Новый Мир Новый Мир - Новый Мир ( № 11 2005)
Четыре сюжета романа демонстрируют четыре среза с жизни эпохи. Номенклатурная организация (бюст Ленина и гэбэшники), лживая идеология (смерть Лени и взлет Кузнецова), скрыто тлеющее тленным дымком видимое житейское благополучие (заблудшие Сима и Малюта) и попранная духовность (изрядно потоптанные души Леры и Леши). Трагический пафос сломленности, проданности человека достигает пика в финале романа, в образе готовящейся предать себя Леры Додд, единственной абсолютно светлой личности в произведении. Недавнее советское искусно соединено с вечно-общечеловеческим. И если место действия выглядит вчерашним, то образ действия людей — все тот же.
Денис Яцутко. Божество. Повесть, рассказы. М., О.Г.И., 2005, 128 стр.
Чтение этой романтичной, бунтарской, забавной и страстной книги автора из “тридцатилетних” началось для меня с раздражения. В самом деле, трудно не разозлиться на писателя, начинающего исповедь малолетнего героя со слова “хтоническое” и серьезной озабоченности “тайной моего происхождения” — от рода “людей-змей или людей-птиц”. А тут еще бабушка Лизавета превращается в сороку и прыгает по дорожкам сада! Автор не предупреждает нас о своем замысле, с ходу вводя в экспериментальное сознание героя, от рождения умеющего по-взрослому анализировать впервые постигаемый мир.
Что было бы, если бы ребенок не усваивал все увиденное автоматически? Индивидуальность маленького Давида, наделенного, помимо детского прямодушия и доверчивости, зрелой силой ума и духа, осмысленно сопротивляется бездумному автоматизму общественных предписаний.
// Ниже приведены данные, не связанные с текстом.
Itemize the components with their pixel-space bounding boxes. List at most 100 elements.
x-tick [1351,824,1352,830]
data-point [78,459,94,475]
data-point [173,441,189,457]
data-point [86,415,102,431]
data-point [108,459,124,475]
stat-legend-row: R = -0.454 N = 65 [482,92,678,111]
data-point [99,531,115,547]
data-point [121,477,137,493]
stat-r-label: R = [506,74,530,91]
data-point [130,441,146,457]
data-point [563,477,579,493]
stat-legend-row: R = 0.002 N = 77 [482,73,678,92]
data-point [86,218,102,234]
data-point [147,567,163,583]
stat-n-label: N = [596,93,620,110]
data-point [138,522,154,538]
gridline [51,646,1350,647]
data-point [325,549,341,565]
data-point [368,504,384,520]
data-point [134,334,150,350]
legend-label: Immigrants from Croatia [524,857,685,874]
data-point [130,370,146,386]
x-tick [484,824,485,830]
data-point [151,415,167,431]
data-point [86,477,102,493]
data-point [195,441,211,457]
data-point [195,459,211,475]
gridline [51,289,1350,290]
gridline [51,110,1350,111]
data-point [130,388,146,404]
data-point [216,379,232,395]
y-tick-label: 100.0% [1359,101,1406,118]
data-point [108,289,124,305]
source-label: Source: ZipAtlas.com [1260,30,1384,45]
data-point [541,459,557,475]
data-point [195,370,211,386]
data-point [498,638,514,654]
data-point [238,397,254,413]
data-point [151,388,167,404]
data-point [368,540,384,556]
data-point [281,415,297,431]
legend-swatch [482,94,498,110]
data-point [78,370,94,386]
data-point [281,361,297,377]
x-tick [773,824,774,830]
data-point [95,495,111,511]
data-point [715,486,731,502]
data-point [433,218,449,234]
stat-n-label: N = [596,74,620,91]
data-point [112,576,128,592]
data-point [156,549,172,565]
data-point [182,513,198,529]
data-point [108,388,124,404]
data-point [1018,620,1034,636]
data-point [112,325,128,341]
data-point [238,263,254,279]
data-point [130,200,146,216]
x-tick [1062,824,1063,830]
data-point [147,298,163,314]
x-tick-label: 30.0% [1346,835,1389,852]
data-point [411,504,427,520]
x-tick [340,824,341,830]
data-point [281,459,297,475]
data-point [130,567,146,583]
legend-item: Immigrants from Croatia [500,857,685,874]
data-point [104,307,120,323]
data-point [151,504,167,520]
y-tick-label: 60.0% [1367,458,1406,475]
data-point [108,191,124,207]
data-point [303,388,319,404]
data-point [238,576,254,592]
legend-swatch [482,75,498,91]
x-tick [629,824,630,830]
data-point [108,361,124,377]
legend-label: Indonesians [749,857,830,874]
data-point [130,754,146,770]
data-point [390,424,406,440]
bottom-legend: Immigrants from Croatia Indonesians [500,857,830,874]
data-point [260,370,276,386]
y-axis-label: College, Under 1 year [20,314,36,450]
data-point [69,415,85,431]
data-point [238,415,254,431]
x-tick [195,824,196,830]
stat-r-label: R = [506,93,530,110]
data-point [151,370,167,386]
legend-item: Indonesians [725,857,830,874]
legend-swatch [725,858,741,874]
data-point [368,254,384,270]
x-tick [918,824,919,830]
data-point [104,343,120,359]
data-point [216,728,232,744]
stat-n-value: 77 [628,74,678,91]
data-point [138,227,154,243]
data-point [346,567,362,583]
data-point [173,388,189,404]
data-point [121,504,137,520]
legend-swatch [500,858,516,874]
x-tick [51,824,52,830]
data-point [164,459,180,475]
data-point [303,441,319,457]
И если некоторые его умозаключения просто забавляют своей остроумной абсурдностью, то иные останавливают наше внимание своей философской правотой. Скажите, неужели вправду нормальны примерные дети, способные весь тихий час пролежать с закрытыми глазами — “что бы ни происходило вокруг”? А стояние в угловой части комнаты — разве это не благословенный способ уединиться от надоедливого общества детсадовцев? А пятерка на детском рисунке — разве не нарушение авторских прав? Под взглядом такого ребенка “естественные” дети превращаются в не по годам подлых и нечеловечески ограниченных мини-стукачей, завистников и агрессоров.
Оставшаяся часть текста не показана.